Oct 02, 2022

Running untrusted code in short-lived environments for Anzu v1

This post is part of the Behind the Scenes series on building the first iteration of Anzu. While we’re working hard on the upcoming iteration, I felt it would be useful to look back on the achievements and downsides of the first version of our product. If you didn’t get to read my previous post discussing the problem statement we intended to solve, check it out.

Managed Deployments

Existing IaC tools are distributed as command line clients, which means that you, the developer, need to take care of running deployments, both locally and in CI. Configuring all of this properly takes time that we wanted our users to spend on building their product instead, so we set out to build a managed platform to help teams build faster.
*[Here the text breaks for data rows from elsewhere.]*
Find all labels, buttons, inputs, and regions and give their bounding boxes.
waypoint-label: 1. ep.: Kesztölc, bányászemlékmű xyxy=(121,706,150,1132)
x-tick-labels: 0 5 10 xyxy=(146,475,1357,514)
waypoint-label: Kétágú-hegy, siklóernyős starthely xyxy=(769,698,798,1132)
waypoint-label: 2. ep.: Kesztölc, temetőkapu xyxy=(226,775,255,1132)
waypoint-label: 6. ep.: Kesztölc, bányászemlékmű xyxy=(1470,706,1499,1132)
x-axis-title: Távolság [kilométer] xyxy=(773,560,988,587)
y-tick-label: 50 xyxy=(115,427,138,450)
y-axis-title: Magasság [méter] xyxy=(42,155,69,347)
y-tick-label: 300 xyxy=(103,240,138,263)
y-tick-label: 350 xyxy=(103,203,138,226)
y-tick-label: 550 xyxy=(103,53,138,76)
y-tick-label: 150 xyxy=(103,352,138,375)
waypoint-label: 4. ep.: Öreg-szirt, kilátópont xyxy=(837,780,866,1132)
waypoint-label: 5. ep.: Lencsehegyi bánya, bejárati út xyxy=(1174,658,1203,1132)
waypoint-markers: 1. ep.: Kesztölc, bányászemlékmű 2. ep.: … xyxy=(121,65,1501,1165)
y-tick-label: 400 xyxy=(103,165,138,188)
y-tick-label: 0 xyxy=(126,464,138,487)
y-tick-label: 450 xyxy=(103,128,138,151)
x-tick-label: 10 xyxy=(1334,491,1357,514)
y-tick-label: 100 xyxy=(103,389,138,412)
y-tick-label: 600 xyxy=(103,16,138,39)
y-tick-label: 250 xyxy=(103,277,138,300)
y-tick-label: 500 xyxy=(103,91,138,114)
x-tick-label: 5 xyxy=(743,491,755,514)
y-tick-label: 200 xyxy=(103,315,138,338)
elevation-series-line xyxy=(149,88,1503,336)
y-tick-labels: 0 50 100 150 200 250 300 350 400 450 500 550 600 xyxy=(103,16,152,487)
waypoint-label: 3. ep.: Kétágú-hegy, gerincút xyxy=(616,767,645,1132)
For the first iteration of Anzu, this meant building the system around providers that would supply cloud resources for our users to deploy. Similar to Terraform and Pulumi, these providers could be built and maintained by a community, but since we planned on running everything in a managed environment to guarantee fast deployments, we had to ensure that the experience would be snappy and secure at the same time.

One issue with managed workloads is that you have to fight off bad actors trying to wreak havoc, so it’s always better if you don’t have to come anywhere near running untrusted code. For us, that wasn’t an option so we looked into ways of running user code on our infrastructure.

Running Untrusted Code

While we started with ideas of running workloads isolated within Firecracker micro-VMs or gVisor containers, we decided that the priority was to move fast, and spending the time necessary to create a hardened environment upfront didn’t seem like a value-add, so we continued our exploration.

We knew that deployments would be one-off jobs, not continuously-running services, so running containers in bursts rather than at all times would be completely fine as well, narrowing our options down to on-demand instances and containers.

Almost every public cloud provider offers single-use containers, with additional layers of management. We closely compared Google Cloud Run, AWS ECS (Fargate), and AWS Batch (using AWS ECS with Fargate containers). Google Cloud Run uses gVisor under the hood, while AWS Fargate uses Firecracker.

The main benefits of AWS Batch over pure container hosting services like ECS and Cloud Run are that it supports retrying failed jobs automatically and enqueues jobs to support controlled parallelism.

Implementing the first iteration was rather easy: Every time a deployment was requested, we simply started a container running our deployment worker service. Once started up, it would download all required providers from a shared bucket and proceed to run the deployment. Every container would be completely isolated from other workloads to prevent noisy neighbour effects.

Prioritizing Startup Speed

This approach worked fairly well, but one issue that surfaced almost immediately was the considerable startup times. From sending the API request to AWS to starting the process, it often took between one and two minutes, a delay we couldn’t influence. This crushed the idea of instantaneous deployments, so we debated whether the additional overhead of queuing and retrying jobs was worth the delay, and agreed that we should evaluate other options.

Starting a container directly on AWS ECS completely eliminated the delay that queuing added in AWS Batch, so we only incurred a couple of seconds to pull the deployment worker image. We added this deployment strategy to the existing Batch-based deployment so that we could decide which launch type to use at run time.

Looking back, there were more options on the table, including Fly Machines, and Firecracker-based micro-VMs as a service that would have given us isolation and immediate startup times, at the cost of another vendor and potentially higher prices (though nothing comes close to AWS in terms of burning money on cloud services).

We could have spent more time on self-hosting untrusted workloads too. gVisor on our own infrastructure could have been a viable combination that would have dramatically lowered per-deployment costs while increasing our baseline cloud spend. On top of that, spending time monitoring clusters and putting out fires wasn’t something we wanted to worry about, so choosing a managed service was more important for us.

Additional layers of isolation

While our containers were running in isolation, even one instance of escalating privileges could have compromised our production account running all workloads. Not only that, even the case of starting too many containers could have starved resource quotas, leading to production deployments being unable to startup after a release.

For this reason, we made sure to offload all user-related resources and containers to a separate account, creating another safety barrier, just in case.


In today’s world of public clouds and smaller service providers, it’s really easy to run untrusted code on demand. You don’t have to get your hands dirty maintaining infinite YAML files and understanding Raft consensus protocols, which is nice. At the end, which provider you chose mostly boils down to your requirements. Do you need to provision long-running or one-off workloads? Do you need to expose services to the internet or do you just need worker-style services? Do you need auto-scaling or persistence? You can follow all these questions and factor in a rough price you’re willing to pay and build the rest.

But while it’s easy to make user code run in the cloud, you might not need to offer such a powerful tool at all. With the next iteration of Anzu, we’re focusing on helping teams move faster with powerful building blocks they can integrate with their applications. While we might offer managed deployments in the future, we want to let teams choose their service provider of choice for hosting while we focus on generating value in other parts of the stack. This lets us move much more quickly right now.